Chongqing-based activist Guo Xingmei said petitioners have formed a group to campaign against the use of psychiatric detention.

“They are still in the psychiatric hospital, although the police brought Tang Yunshu out again after she went in,” Guo said. “She is at home now.”

“But He Chaozheng, Liu Gaosheng, Xiao Chenglin, Tan Min and a few others have been ‘mentally illed’,” Guo said. “They all had to go for a ‘check-up’.”

Involuntary treatment

Tang said in a brief interview with RFA on Tuesday that she was initially subjected to involuntary psychiatric “treatment” last June.

“I was locked up and persecuted in the Chongqing Jinzishan Mental Health Hospital on June 1, 2017,” she said. “I was given a psychiatric check and a diagnosis.”

Tang was diagnosed with “paranoid personality disorder,” defined by diagnostic manuals as a “an unwarranted tendency to interpret the actions of other people as deliberately threatening or demeaning.”

But according to the open letter, Tan, Liu, Xiao, He and the other detainees were protesting the government’s forcible takeover of their land and demolition of their homes, suggesting that their interpretations of threat weren’t “unwarranted.”

They were only referred for psychiatric “treatment” once they lodged official complaints about the loss of their homes.

“They are all wise healthy citizens with no mental illness whatsoever,” the letter said. “They shouldn’t have been ‘mentally illed’.”

Chongqing petitioner Li Qun told RFA that the local authorities are increasingly using such tactics against their critics.

“Take Tang Min, for example,” Li said. “The [criminal] case against her was sent back for further investigation by the prosecution, so they put her in a mental hospital.”

“They diagnosed her as mentally ill, and then there is Tang Yunshu, who they locked up for 10 months, and have now released with no charges, but who also has a psychiatric diagnosis.”

“Chongqing is sending all of its rights defenders to psychiatric hospitals for diagnosis right now,” Li said. “A lot of rights activists and petitioners have signed the letter saying they don’t want to be mentally illed, in the hope of raising awareness.”
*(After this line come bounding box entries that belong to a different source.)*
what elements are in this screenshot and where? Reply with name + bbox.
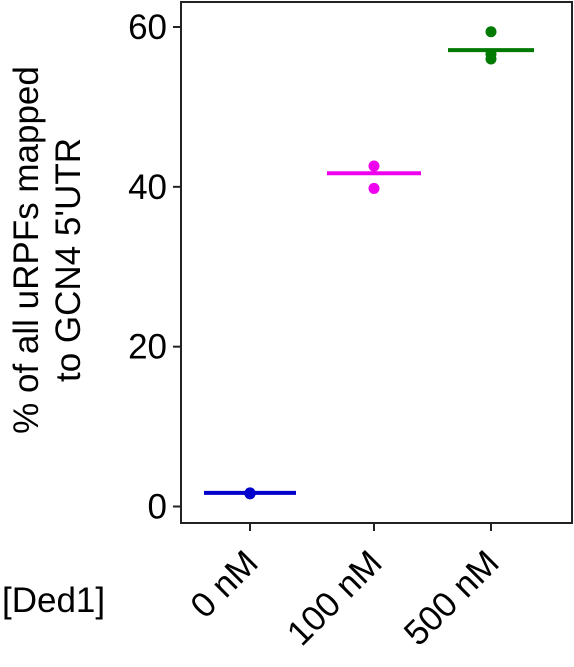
data-point-1-0 [368, 160, 380, 172]
data-point-2-2 [485, 53, 497, 65]
data-point-0-2 [244, 488, 256, 500]
y-tick-label-0: 0 [148, 488, 167, 527]
x-tick-label-1: 100 nM [280, 543, 390, 653]
x-axis-label: [Ded1] [2, 581, 105, 620]
y-axis-label-line-2: to GCN4 5'UTR [49, 138, 88, 382]
plot-area: 0 20 40 60 0 nM 100 nM 500 nM [128, 1, 573, 653]
y-tick-label-60: 60 [128, 8, 167, 47]
data-point-1-1 [368, 182, 380, 194]
y-axis-label: % of all uRPFs mapped to GCN4 5'UTR [7, 66, 88, 434]
y-tick-label-20: 20 [128, 328, 167, 367]
x-tick-label-2: 500 nM [397, 543, 507, 653]
x-tick-label-0: 0 nM [183, 543, 266, 626]
plot-panel-border [180, 1, 573, 524]
y-tick-label-40: 40 [128, 168, 167, 207]
y-axis-label-line-1: % of all uRPFs mapped [7, 66, 46, 434]
data-point-2-0 [485, 26, 497, 38]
The Chongqing protest comes as authorities in the southern province of Guangdong confined a rights activist to a psychiatric hospital in spite of her appearing to lack any symptoms of mental illness.

Continuing collusion

Zhang Qi was committed to the Guangzhou Baiyun Mental Rehabilitation Hospital in the Baiyun district of Guangdong's provincial capital after being incommunicado for several months, her fellow activists told RFA.

Despite protections promised by a Mental Health Law passed by China in 2013, the country's medical profession has continued to collude with the authorities in carrying out psychiatric incarceration of critics of the ruling Chinese Communist Party, a rights group has said in a recent report.

The practice of locking up those who challenge the government in mental institutions has become an endemic rights abuse in the country's legal system, and authorities have increasingly used the tactic against rights activists and dissidents as a way of imposing indefinite periods of detention on them without the need for a trial, according to the Civil Rights and Livelihood Watch report.

The Mental Health Law was aimed at protecting mental health service users from misdiagnosis and involuntary medical treatment in China's state-run psychiatric hospitals.

But the use of state psychiatric institutions to restrain critics of the ruling Chinese Communist Party is still widespread, according to the Hubei-based group's annual report for 2017.

"The widespread and persistent creation of "psychiatric patients" by the Chinese authorities not only constitutes a grave violation of international human rights conventions, but also violates the provisions of the Chinese Constitution, Criminal Law and Mental Health Act that respect the protection of civil rights," the group said.

Reported by Qiao Long for RFA's Mandarin Service. Translated and edited by Luisetta Mudie.